This repository was created to publish the Titanic challenge
The code was divided into 5 steps, in search of the best possible result, each with different alternatives, which will be explained below, what was done and why.
-
Due to the high cardinality, detected by the nunique() function of some columns, at this stage, I chose to execute them since there was no pattern initially
-
I excluded the 'Embarked' column because it had string values.
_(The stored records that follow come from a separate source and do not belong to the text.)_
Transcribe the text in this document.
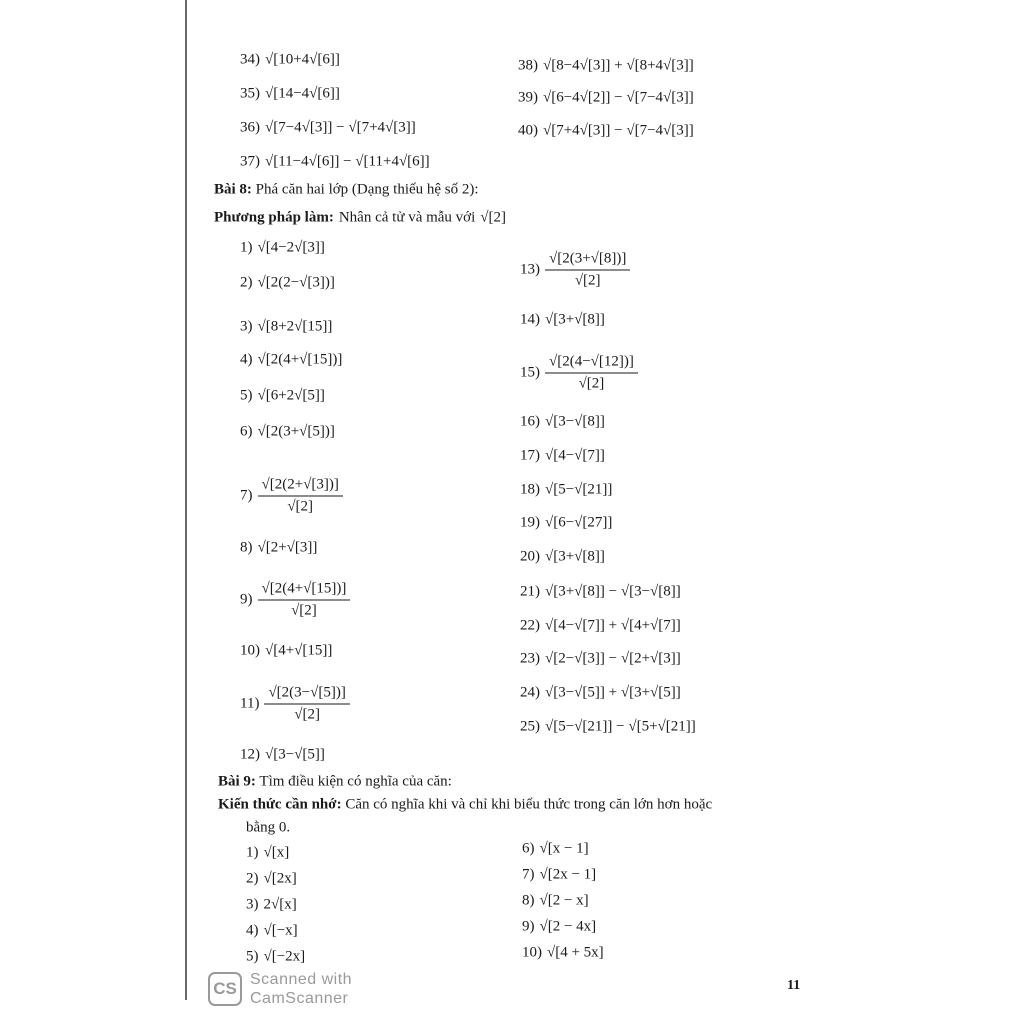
34) √[10+4√[6]]
35) √[14−4√[6]]
36) √[7−4√[3]] − √[7+4√[3]]
37) √[11−4√[6]] − √[11+4√[6]]
38) √[8−4√[3]] + √[8+4√[3]]
39) √[6−4√[2]] − √[7−4√[3]]
40) √[7+4√[3]] − √[7−4√[3]]
Bài 8: Phá căn hai lớp (Dạng thiếu hệ số 2):
Phương pháp làm: Nhân cả tử và mẫu với √[2]
1) √[4−2√[3]]
2) √[2(2−√[3])]
3) √[8+2√[15]]
4) √[2(4+√[15])]
5) √[6+2√[5]]
6) √[2(3+√[5])]
$7) \frac{√[2(2+√[3])]}{√[2]}$
8) √[2+√[3]]
$9) \frac{√[2(4+√[15])]}{√[2]}$
10) √[4+√[15]]
$11) \frac{√[2(3-√[5])]}{√[2]}$
12) √[3−√[5]]
$13) \frac{√[2(3+√[8])]}{√[2]}$
14) √[3+√[8]]
$15) \frac{√[2(4-√[12])]}{√[2]}$
16) √[3−√[8]]
17) √[4−√[7]]
18) √[5−√[21]]
19) √[6−√[27]]
20) √[3+√[8]]
21) √[3+√[8]] − √[3−√[8]]
22) √[4−√[7]] + √[4+√[7]]
23) √[2−√[3]] − √[2+√[3]]
24) √[3−√[5]] + √[3+√[5]]
25) √[5−√[21]] − √[5+√[21]]
Bài 9: Tìm điều kiện có nghĩa của căn:
Kiến thức cần nhớ: Căn có nghĩa khi và chỉ khi biểu thức trong căn lớn hơn hoặc
bằng 0.
1) √[x]
2) √[2x]
3) 2√[x]
4) √[−x]
5) √[−2x]
6) √[x − 1]
7) √[2x − 1]
8) √[2 − x]
9) √[2 − 4x]
10) √[4 + 5x]
CS Scanned with
CamScanner
11
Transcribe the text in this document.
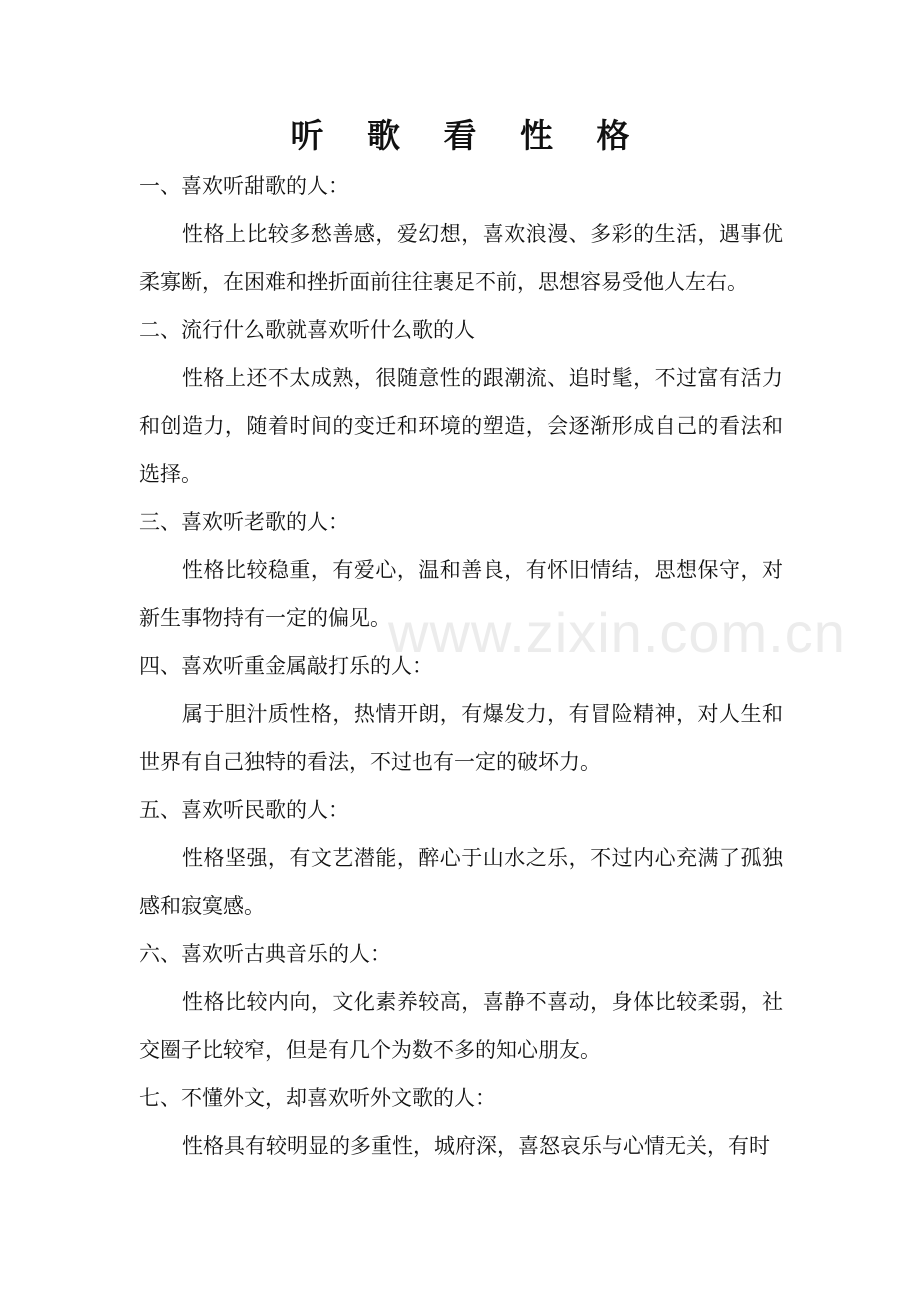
听 歌 看 性 格

一、喜欢听甜歌的人：

性格上比较多愁善感，爱幻想，喜欢浪漫、多彩的生活，遇事优柔寡断，在困难和挫折面前往往裹足不前，思想容易受他人左右。

二、流行什么歌就喜欢听什么歌的人

性格上还不太成熟，很随意性的跟潮流、追时髦，不过富有活力和创造力，随着时间的变迁和环境的塑造，会逐渐形成自己的看法和选择。

三、喜欢听老歌的人：

性格比较稳重，有爱心，温和善良，有怀旧情结，思想保守，对新生事物持有一定的偏见。

四、喜欢听重金属敲打乐的人：

属于胆汁质性格，热情开朗，有爆发力，有冒险精神，对人生和世界有自己独特的看法，不过也有一定的破坏力。

五、喜欢听民歌的人：

性格坚强，有文艺潜能，醉心于山水之乐，不过内心充满了孤独感和寂寞感。

六、喜欢听古典音乐的人：

性格比较内向，文化素养较高，喜静不喜动，身体比较柔弱，社交圈子比较窄，但是有几个为数不多的知心朋友。

七、不懂外文，却喜欢听外文歌的人：

性格具有较明显的多重性，城府深，喜怒哀乐与心情无关，有时

www.zixin.com.cn
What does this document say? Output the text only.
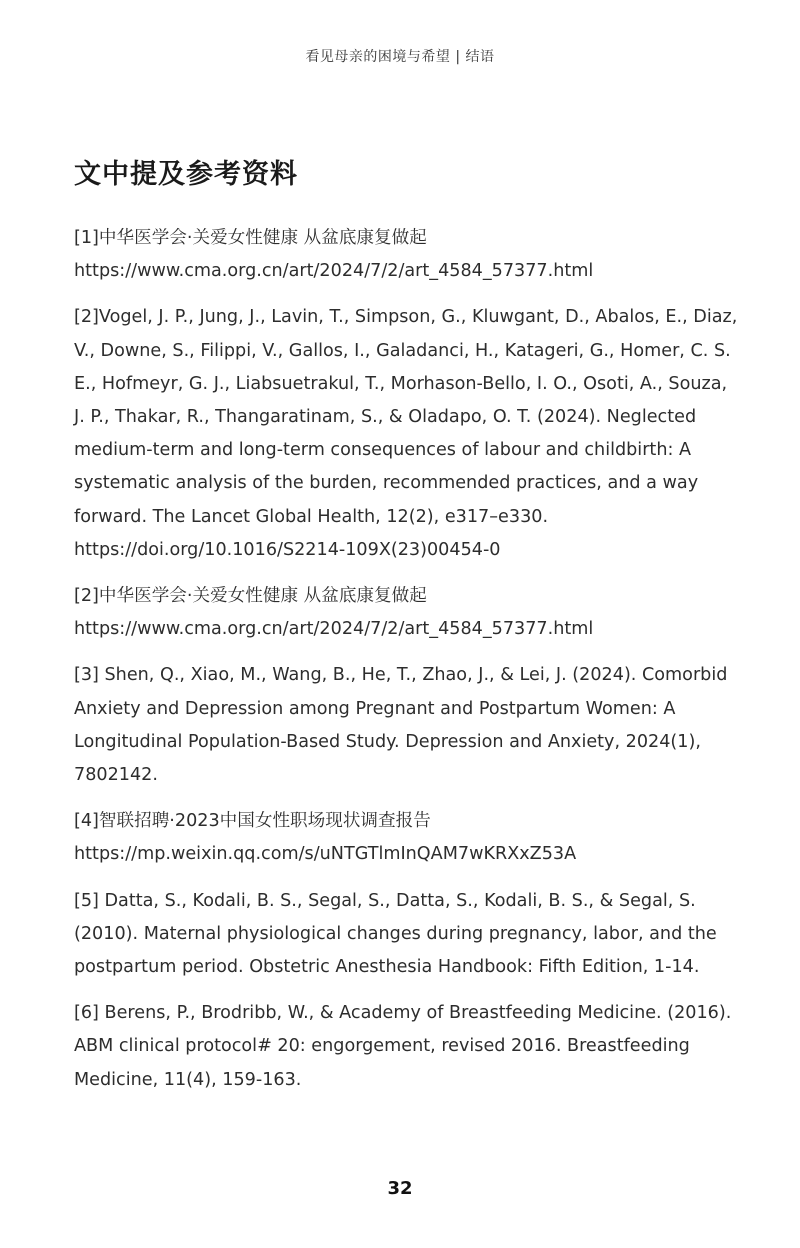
看见母亲的困境与希望 | 结语
文中提及参考资料
[1]中华医学会·关爱女性健康 从盆底康复做起
https://www.cma.org.cn/art/2024/7/2/art_4584_57377.html
[2]Vogel, J. P., Jung, J., Lavin, T., Simpson, G., Kluwgant, D., Abalos, E., Diaz,
V., Downe, S., Filippi, V., Gallos, I., Galadanci, H., Katageri, G., Homer, C. S.
E., Hofmeyr, G. J., Liabsuetrakul, T., Morhason-Bello, I. O., Osoti, A., Souza,
J. P., Thakar, R., Thangaratinam, S., & Oladapo, O. T. (2024). Neglected
medium-term and long-term consequences of labour and childbirth: A
systematic analysis of the burden, recommended practices, and a way
forward. The Lancet Global Health, 12(2), e317–e330.
https://doi.org/10.1016/S2214-109X(23)00454-0
[2]中华医学会·关爱女性健康 从盆底康复做起
https://www.cma.org.cn/art/2024/7/2/art_4584_57377.html
[3] Shen, Q., Xiao, M., Wang, B., He, T., Zhao, J., & Lei, J. (2024). Comorbid
Anxiety and Depression among Pregnant and Postpartum Women: A
Longitudinal Population-Based Study. Depression and Anxiety, 2024(1),
7802142.
[4]智联招聘·2023中国女性职场现状调查报告
https://mp.weixin.qq.com/s/uNTGTlmInQAM7wKRXxZ53A
[5] Datta, S., Kodali, B. S., Segal, S., Datta, S., Kodali, B. S., & Segal, S.
(2010). Maternal physiological changes during pregnancy, labor, and the
postpartum period. Obstetric Anesthesia Handbook: Fifth Edition, 1-14.
[6] Berens, P., Brodribb, W., & Academy of Breastfeeding Medicine. (2016).
ABM clinical protocol# 20: engorgement, revised 2016. Breastfeeding
Medicine, 11(4), 159-163.
32
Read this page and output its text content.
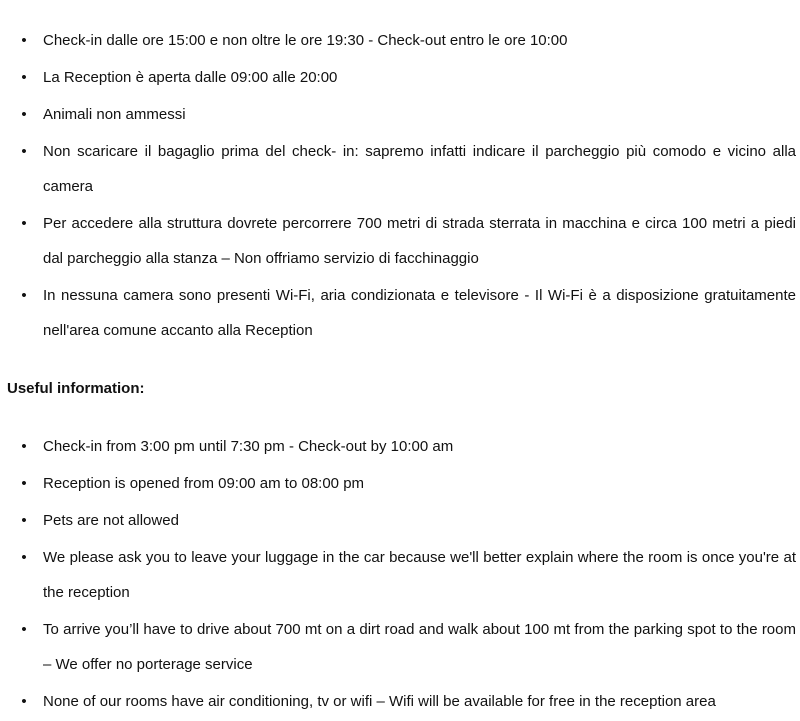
• Check-in dalle ore 15:00 e non oltre le ore 19:30 - Check-out entro le ore 10:00
• La Reception è aperta dalle 09:00 alle 20:00
• Animali non ammessi
• Non scaricare il bagaglio prima del check- in: sapremo infatti indicare il parcheggio più comodo e vicino alla camera
• Per accedere alla struttura dovrete percorrere 700 metri di strada sterrata in macchina e circa 100 metri a piedi dal parcheggio alla stanza – Non offriamo servizio di facchinaggio
• In nessuna camera sono presenti Wi-Fi, aria condizionata e televisore - Il Wi-Fi è a disposizione gratuitamente nell'area comune accanto alla Reception

Useful information:

• Check-in from 3:00 pm until 7:30 pm - Check-out by 10:00 am
• Reception is opened from 09:00 am to 08:00 pm
• Pets are not allowed
• We please ask you to leave your luggage in the car because we'll better explain where the room is once you're at the reception
• To arrive you’ll have to drive about 700 mt on a dirt road and walk about 100 mt from the parking spot to the room – We offer no porterage service
• None of our rooms have air conditioning, tv or wifi – Wifi will be available for free in the reception area
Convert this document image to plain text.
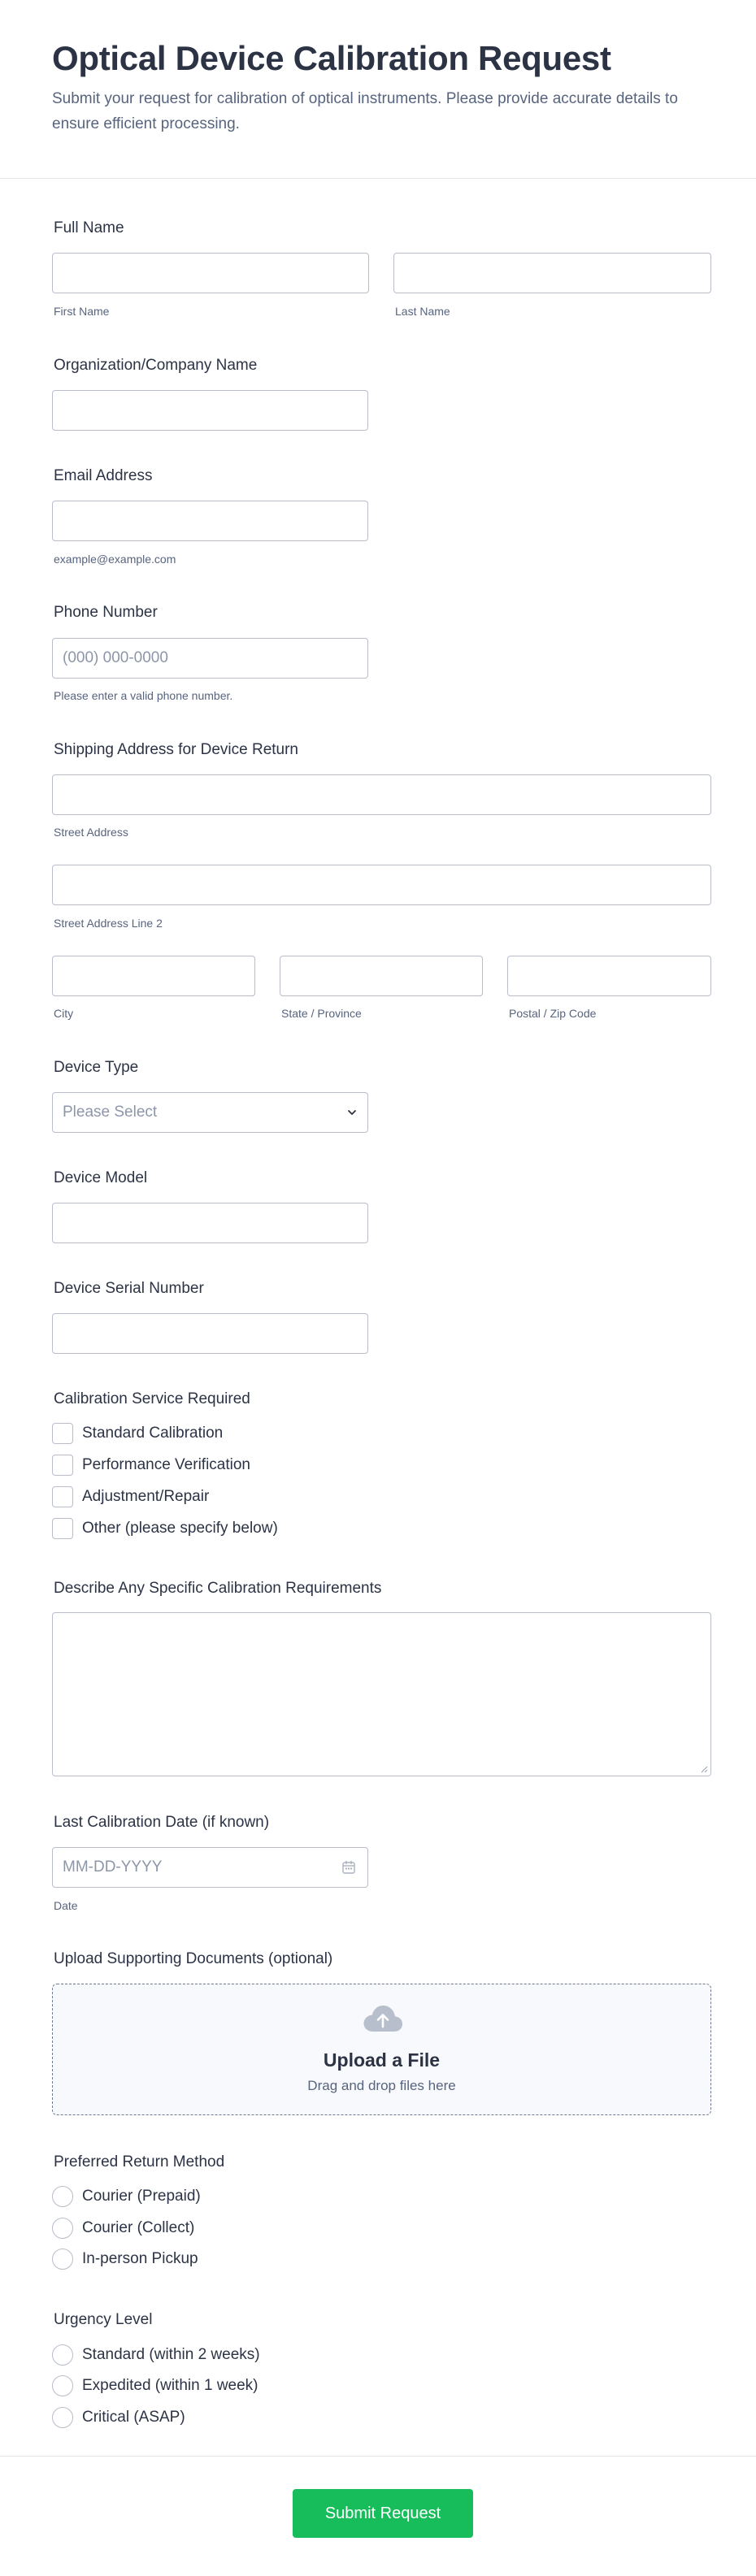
Optical Device Calibration Request
Submit your request for calibration of optical instruments. Please provide accurate details to ensure efficient processing.
Full Name
First Name	Last Name
Organization/Company Name
Email Address
example@example.com
Phone Number
(000) 000-0000
Please enter a valid phone number.
Shipping Address for Device Return
Street Address
Street Address Line 2
City	State / Province	Postal / Zip Code
Device Type
Please Select
Device Model
Device Serial Number
Calibration Service Required
Standard Calibration
Performance Verification
Adjustment/Repair
Other (please specify below)
Describe Any Specific Calibration Requirements
Last Calibration Date (if known)
MM-DD-YYYY
Date
Upload Supporting Documents (optional)
Upload a File
Drag and drop files here
Preferred Return Method
Courier (Prepaid)
Courier (Collect)
In-person Pickup
Urgency Level
Standard (within 2 weeks)
Expedited (within 1 week)
Critical (ASAP)
Submit Request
At first, I tested the model's accuracy without treating it
-
I created 3 different models using KNC, Random Forest and Logistic Regression I also tested the accuracy and Matrix Confusion of the respective models
Score: 0.66746
- In addition to everything that was done in the first code, the only addition was:
- I treated the 'Embarked' column, considering that the variables contained in it were of the string type, therefore, the One Hot Encoder algorithm models would not work
Score: 0.76555
-
I used Robust Scaler to scale the 'Age' and 'Fare' columns, very discrepant values.
-
These values can be easily detected using Mat Plot Lib
-
Creation of columns from the 'SibSp' and 'Parch' columns seeking the best accuracy
-
Correlation of variables to understand what can be created/deleted
Score: 0.76555
-
In this stage, all treatments already carried out in the previous stage were applied.
-
In addition to Random Forest, I applied MLP Classifier (neural networks) to select the best parameters
-
Despite the apparent improvement, there was Overfitting(basically when the algorithm works very well for training, but does not perform the same in testing)
Score: 0.69856
-
To solve the problem of OverfittingI used Grid Search CV to find the best parameters
-
In the end, we used Random Forest to make the submission and had an improvement compared to the previous code
Score: 0.7799